Today’s oil prices provide consumers with a nice gift at the gasoline pump as the price-per-gallon continues to decline. But for the energy industry, the drop in demand for oil coupled with burgeoning supply continues to wreak increasing havoc on a global marketplace. What does this mean for gold prices? As a safety net when things go wrong in the market economy, gold protects investors from volatility.

Oil Has Been This Low Before…

Many who follow the market are concerned that the ongoing crash in oil prices are only the tip of the iceberg 1 concerning more catastrophic financial events. Analysts are looking for future signals based on the last time the market saw oil as $30 per barrel.

The WTI crude oil spot price for oil fell to $30.28 on December 23, 2008. The Great Recession crippled economies for years; many segments of the world are only now recovering from the overall free-fall that followed. While falling oil prices were only partially to blame for the financial market crash, they accelerated the impact and longer-term consequences of the general economic decline.

Oil Indicates Broader Economic Trends

While it is fine to celebrate the visible benefit of lower pump prices for gasoline, oil prices are often the “canary-in-the-mine” when it comes to world economic conditions. In the simplest interpretation of this fundamental market metric, global markets are driven by energy prices. Cheap energy prices should generate more production and more consumption.

However, when lower global energy prices are the result of significantly lowered demand, it indicates problems that are both deep and wide. While over-production is a factor, that will not explain the type of precipitous and ongoing price declines being seen today. Even the 2008–2009 declines were not viewed as threatening as those experienced today.

Where Does Oil Stand Currently?

One report by Goldman Sachs in 2015 indicated that approximately $2 trillion in future investments were put at risk globally when oil was priced at $70 per barrel. With that price now bouncing as low as $28—and possibly lower—the long-term effects are beyond estimation.

For example, JP Morgan recently published an alert concerning the nearly $200 billion in oil and gas-related debt held by banks, and others interpreted the actual meaning of the alert as, “Keep calm and sell everything.” While most financial analysts are not so extreme in their assessment, there is a common understanding that the markets have not yet seen the worst of what is on the horizon financially.

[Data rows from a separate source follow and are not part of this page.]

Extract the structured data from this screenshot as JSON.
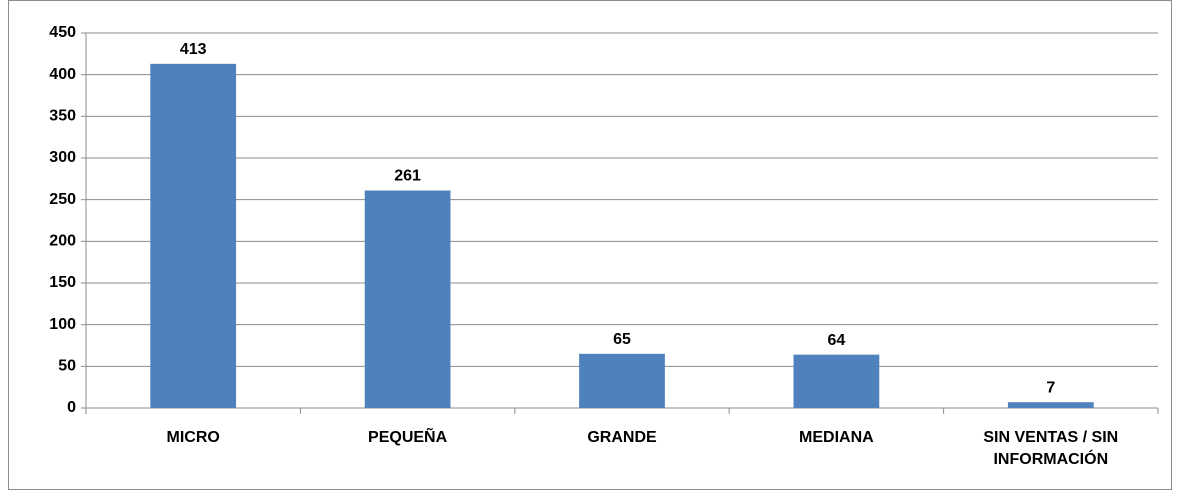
{
  "chart_data": {
    "type": "bar",
    "categories": [
      "MICRO",
      "PEQUEÑA",
      "GRANDE",
      "MEDIANA",
      "SIN VENTAS / SIN INFORMACIÓN"
    ],
    "values": [
      413,
      261,
      65,
      64,
      7
    ],
    "color": "#4f81bd",
    "ylim": [
      0,
      450
    ],
    "yticks": [
      0,
      50,
      100,
      150,
      200,
      250,
      300,
      350,
      400,
      450
    ],
    "grid": true
  }
}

In fact, some of the gloomiest of forecasts see even more declines and a possible $10 per barrel bottom.

In Search of Stability

Today’s investors are forced to look at extremes to evaluate their current and near-term positions. Time and again, investing in gold has proven to provide protection for purchasing power and as a protection against the unknowns in major market reversals, such as those that occurred in 2008 and potentially those on the horizon. Beyond the proven economic factors, gold and precious metals also provide investors with a peace of mind that is found in few, if any, other assets during such a time of economic crisis.

Historically, gold and oil prices follow a similar trajectory as indicators of the health of a world economy; however, the two commodities are currently diverging. Oil is kept at a dangerously low price, while gold has experienced a tremendous lift so far in 2016. That’s because the stronger factors at play is that falling oil indicate a potential market crash, therefore gold’s safe haven value comes into the light. If there is a disaster in the world economy up ahead, signaled by dangerously low oil prices, having precious metals as a store of value is a strategy often used by investors of all varieties.